To get your cake, bread, muffin (or whatever) to rise, you need to add something to the batter to produce a gas that gets caught in the dough, causing expansion. Carbon dioxide is a good gas for this, and is easy to produce with food-safe ingredients. You'll find recipes calling for baking powder, baking soda, or yeast, or even some combination of those to aid rising.

Which ingredients you use and their combination will affect the taste and texture. But what is the real difference?
Yeast is a little organism called a fungus, that when activated, consumes the sugars in flour and releases carbon dioxide as waste. When making a traditional (“slow”) bread, you combine it with flour, sugar, some liquid and other ingredients. When you knead the dough, the proteins inside form a stretchy matrix called gluten. This matrix traps the little gas bubbles produced by the yeast. Without a leavening agent like yeast, you'll end up with a dense blob that works better as a building material instead of bread*

*Side note: Don't build anything important with this.

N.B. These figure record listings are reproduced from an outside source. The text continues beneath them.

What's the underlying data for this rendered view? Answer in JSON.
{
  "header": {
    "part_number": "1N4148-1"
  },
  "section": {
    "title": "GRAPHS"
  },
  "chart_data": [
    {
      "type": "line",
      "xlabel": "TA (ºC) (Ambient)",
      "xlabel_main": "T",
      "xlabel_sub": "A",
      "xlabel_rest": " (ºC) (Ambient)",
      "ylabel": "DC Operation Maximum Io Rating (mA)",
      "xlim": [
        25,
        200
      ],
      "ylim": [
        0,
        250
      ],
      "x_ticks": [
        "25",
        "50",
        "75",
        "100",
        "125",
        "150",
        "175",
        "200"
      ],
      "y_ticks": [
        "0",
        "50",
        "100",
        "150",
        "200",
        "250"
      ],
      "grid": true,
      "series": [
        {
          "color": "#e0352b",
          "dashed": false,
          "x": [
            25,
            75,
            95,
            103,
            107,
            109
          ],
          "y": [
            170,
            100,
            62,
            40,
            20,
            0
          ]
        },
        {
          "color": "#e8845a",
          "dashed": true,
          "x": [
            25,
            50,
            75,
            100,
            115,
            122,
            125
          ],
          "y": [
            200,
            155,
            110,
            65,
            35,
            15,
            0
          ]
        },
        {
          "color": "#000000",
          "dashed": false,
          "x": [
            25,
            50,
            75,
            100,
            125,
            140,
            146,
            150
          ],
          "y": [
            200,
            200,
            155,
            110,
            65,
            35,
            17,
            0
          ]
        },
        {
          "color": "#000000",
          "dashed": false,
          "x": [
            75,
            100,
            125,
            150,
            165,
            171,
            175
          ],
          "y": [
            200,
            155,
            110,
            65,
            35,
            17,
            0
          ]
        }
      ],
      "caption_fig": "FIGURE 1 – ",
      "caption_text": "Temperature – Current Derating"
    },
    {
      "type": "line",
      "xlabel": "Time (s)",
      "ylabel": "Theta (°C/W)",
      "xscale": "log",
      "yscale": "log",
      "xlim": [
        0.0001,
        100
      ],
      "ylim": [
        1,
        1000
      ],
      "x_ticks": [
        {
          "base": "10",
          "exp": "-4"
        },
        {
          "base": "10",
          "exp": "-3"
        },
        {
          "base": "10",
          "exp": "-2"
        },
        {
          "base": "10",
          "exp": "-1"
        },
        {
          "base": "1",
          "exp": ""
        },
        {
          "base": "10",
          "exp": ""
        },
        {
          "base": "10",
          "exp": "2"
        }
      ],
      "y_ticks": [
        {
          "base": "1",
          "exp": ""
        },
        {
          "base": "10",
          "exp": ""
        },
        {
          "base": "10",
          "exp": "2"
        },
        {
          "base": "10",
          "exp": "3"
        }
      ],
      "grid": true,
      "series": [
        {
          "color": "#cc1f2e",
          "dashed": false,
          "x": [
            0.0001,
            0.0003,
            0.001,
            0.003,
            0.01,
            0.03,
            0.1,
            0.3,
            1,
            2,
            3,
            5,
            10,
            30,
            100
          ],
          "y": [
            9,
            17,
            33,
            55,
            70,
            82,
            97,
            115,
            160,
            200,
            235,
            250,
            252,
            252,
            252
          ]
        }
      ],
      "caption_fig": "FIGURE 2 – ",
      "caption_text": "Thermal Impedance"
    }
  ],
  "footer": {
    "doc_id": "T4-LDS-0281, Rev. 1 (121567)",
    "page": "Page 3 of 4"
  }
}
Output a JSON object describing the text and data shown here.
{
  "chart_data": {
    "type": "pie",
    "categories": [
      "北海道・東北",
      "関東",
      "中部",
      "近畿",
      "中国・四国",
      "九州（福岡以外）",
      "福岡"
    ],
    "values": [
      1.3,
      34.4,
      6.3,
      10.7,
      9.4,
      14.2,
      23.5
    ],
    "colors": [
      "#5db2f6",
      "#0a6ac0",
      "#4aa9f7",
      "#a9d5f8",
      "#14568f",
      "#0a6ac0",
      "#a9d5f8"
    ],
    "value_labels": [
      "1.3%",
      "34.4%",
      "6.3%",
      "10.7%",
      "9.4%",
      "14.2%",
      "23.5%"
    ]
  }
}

The yeast produces gas when you let the dough rest for a while after kneading, and then expands again once heated in the oven. Once your ball of gas-filled gluten gets hot enough, it sets into the spongy, fluffy structure we call bread.
You'll notice that baking bread takes a while due to all of this waiting for yeast to work. We have some faster alternatives that instead rely on a chemical reaction between an acid and base to produce carbon dioxide.

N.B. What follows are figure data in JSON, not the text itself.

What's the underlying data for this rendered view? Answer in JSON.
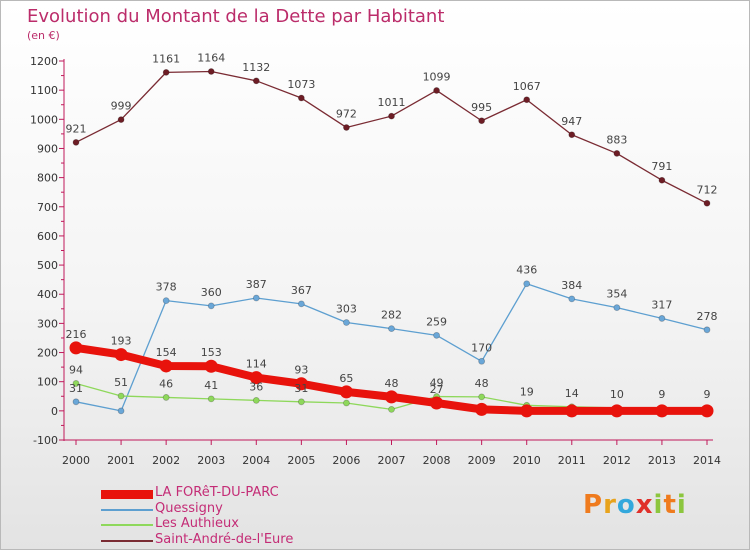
{
  "chart_data": {
    "type": "line",
    "title": "Evolution du Montant de la Dette par Habitant",
    "subtitle": "(en €)",
    "x": [
      "2000",
      "2001",
      "2002",
      "2003",
      "2004",
      "2005",
      "2006",
      "2007",
      "2008",
      "2009",
      "2010",
      "2011",
      "2012",
      "2013",
      "2014"
    ],
    "ylim": [
      -100,
      1200
    ],
    "yticks": [
      -100,
      0,
      100,
      200,
      300,
      400,
      500,
      600,
      700,
      800,
      900,
      1000,
      1100,
      1200
    ],
    "grid": false,
    "legend_position": "bottom-left",
    "series": [
      {
        "name": "LA FORêT-DU-PARC",
        "color": "#e8130c",
        "marker": "#e8130c",
        "values": [
          216,
          193,
          154,
          153,
          114,
          93,
          65,
          48,
          27,
          5,
          0,
          0,
          0,
          0,
          0
        ],
        "labels": [
          "216",
          "193",
          "154",
          "153",
          "114",
          "93",
          "65",
          "48",
          "27",
          "",
          "",
          "",
          "",
          "",
          ""
        ]
      },
      {
        "name": "Quessigny",
        "color": "#5d9fd0",
        "marker": "#6aa7d8",
        "values": [
          31,
          0,
          378,
          360,
          387,
          367,
          303,
          282,
          259,
          170,
          436,
          384,
          354,
          317,
          278
        ],
        "labels": [
          "31",
          "",
          "378",
          "360",
          "387",
          "367",
          "303",
          "282",
          "259",
          "170",
          "436",
          "384",
          "354",
          "317",
          "278"
        ]
      },
      {
        "name": "Les Authieux",
        "color": "#8ed85b",
        "marker": "#8ed85b",
        "values": [
          94,
          51,
          46,
          41,
          36,
          31,
          27,
          5,
          49,
          48,
          19,
          14,
          10,
          9,
          9
        ],
        "labels": [
          "94",
          "51",
          "46",
          "41",
          "36",
          "31",
          "",
          "",
          "49",
          "48",
          "19",
          "14",
          "10",
          "9",
          "9"
        ]
      },
      {
        "name": "Saint-André-de-l'Eure",
        "color": "#7a2b33",
        "marker": "#6d1d25",
        "values": [
          921,
          999,
          1161,
          1164,
          1132,
          1073,
          972,
          1011,
          1099,
          995,
          1067,
          947,
          883,
          791,
          712
        ],
        "labels": [
          "921",
          "999",
          "1161",
          "1164",
          "1132",
          "1073",
          "972",
          "1011",
          "1099",
          "995",
          "1067",
          "947",
          "883",
          "791",
          "712"
        ]
      }
    ]
  },
  "brand": {
    "letters": [
      "P",
      "r",
      "o",
      "x",
      "i",
      "t",
      "i"
    ],
    "colors": [
      "#ef7b1e",
      "#e8a31c",
      "#33a8dc",
      "#e0302a",
      "#8cc63e",
      "#ef7b1e",
      "#8cc63e"
    ]
  }
}
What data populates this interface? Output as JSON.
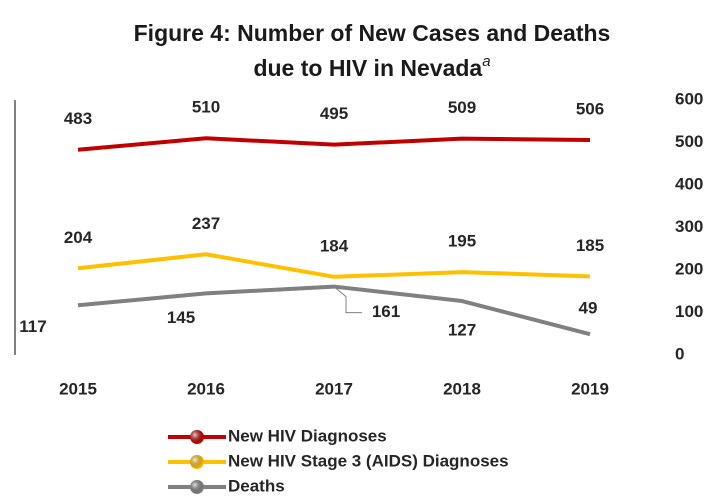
{
  "chart_data": {
    "type": "line",
    "title": "Figure 4: Number of New Cases and Deaths",
    "title_line2": "due to HIV in Nevada",
    "title_superscript": "a",
    "categories": [
      "2015",
      "2016",
      "2017",
      "2018",
      "2019"
    ],
    "series": [
      {
        "name": "New HIV Diagnoses",
        "color": "#c00000",
        "values": [
          483,
          510,
          495,
          509,
          506
        ]
      },
      {
        "name": "New HIV Stage 3 (AIDS) Diagnoses",
        "color": "#ffc000",
        "values": [
          204,
          237,
          184,
          195,
          185
        ]
      },
      {
        "name": "Deaths",
        "color": "#808080",
        "values": [
          117,
          145,
          161,
          127,
          49
        ]
      }
    ],
    "ylim": [
      0,
      600
    ],
    "yticks": [
      0,
      100,
      200,
      300,
      400,
      500,
      600
    ],
    "legend": "bottom"
  }
}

Baking soda is sodium bicarbonate. It will react with a liquid, acidic ingredient to produce carbon dioxide. You can see this for yourself by adding a bit of vinegar to a little baking soda in a small bowl. It will start to fizz immediately after adding the vinegar. Because the reaction is so fast, foods made with baking soda must be cooked immediately after mixing. For instance, pancakes made with baking soda will come out tall and fluffy if you can get it onto the griddle right away. However, if you let the batter sit for a while, say 30 minutes, they'll come out dense with a gummy center (yuck) since the gas was lost while sitting.

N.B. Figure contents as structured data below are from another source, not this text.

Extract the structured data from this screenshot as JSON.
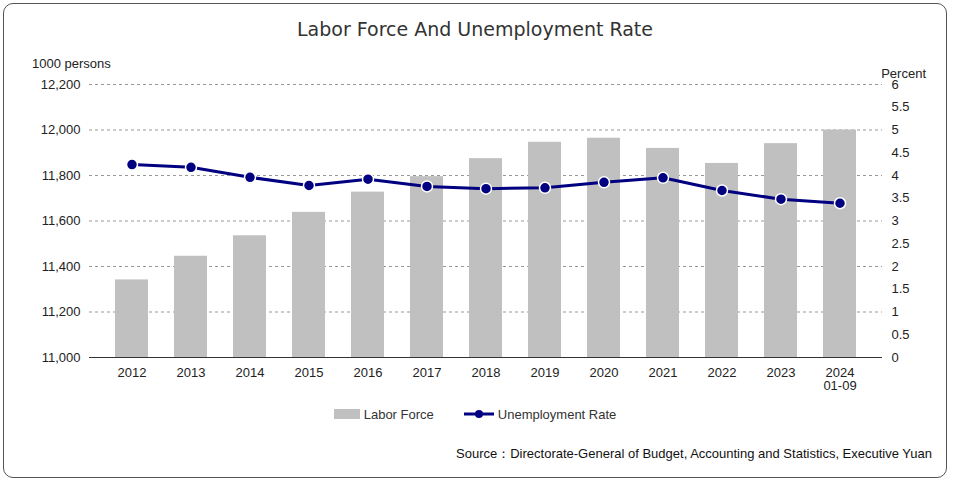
{
  "chart_data": {
    "type": "bar",
    "title": "Labor Force And Unemployment Rate",
    "y_label": "1000 persons",
    "y2_label": "Percent",
    "source": "Source：Directorate-General of Budget, Accounting and Statistics, Executive Yuan",
    "categories": [
      "2012",
      "2013",
      "2014",
      "2015",
      "2016",
      "2017",
      "2018",
      "2019",
      "2020",
      "2021",
      "2022",
      "2023",
      "2024\n01-09"
    ],
    "series": [
      {
        "name": "Labor Force",
        "type": "bar",
        "color": "#c0c0c0",
        "values": [
          11341,
          11445,
          11535,
          11638,
          11727,
          11795,
          11874,
          11946,
          11964,
          11919,
          11853,
          11940,
          12000
        ]
      },
      {
        "name": "Unemployment Rate",
        "type": "line",
        "axis": "y2",
        "color": "#000080",
        "marker": "circle",
        "line_style": "solid",
        "values": [
          4.24,
          4.18,
          3.96,
          3.78,
          3.92,
          3.76,
          3.71,
          3.73,
          3.85,
          3.95,
          3.67,
          3.48,
          3.39
        ]
      }
    ],
    "ylim": [
      11000,
      12200
    ],
    "yticks": [
      {
        "value": 11000,
        "label": "11,000"
      },
      {
        "value": 11200,
        "label": "11,200"
      },
      {
        "value": 11400,
        "label": "11,400"
      },
      {
        "value": 11600,
        "label": "11,600"
      },
      {
        "value": 11800,
        "label": "11,800"
      },
      {
        "value": 12000,
        "label": "12,000"
      },
      {
        "value": 12200,
        "label": "12,200"
      }
    ],
    "y2lim": [
      0,
      6
    ],
    "y2ticks": [
      0,
      0.5,
      1,
      1.5,
      2,
      2.5,
      3,
      3.5,
      4,
      4.5,
      5,
      5.5,
      6
    ],
    "grid": true,
    "legend": "bottom"
  }
}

Baking soda also adds flavor and color to pancakes, muffins, and cookies by hastening browning.

Baking powder is essentially baking soda mixed with a starch and powdered acid. Activating the reaction to generate carbon dioxide requires adding a liquid, like water. Most baking powders are “double acting”, which means they produce gas when moisture is added, and again when heated. This means that goods leavened with baking powder tend to be lighter and fluffier compared to foods leavened with only baking soda. Substituting baking powder with baking soda is possible, but the final product won't have the same flavor since it won't have the extra acidic ingredient that baking powder brings.

For a homemade baking powder, you can substitute a teaspoon of store-bought baking powder for a ¼ teaspoon of cornstarch, ¼ teaspoon of cream of tartar, and ¼ teaspoon of baking soda. This will not be double acting, so you'll need to be very quick about getting your batter or dough onto the griddle or the oven.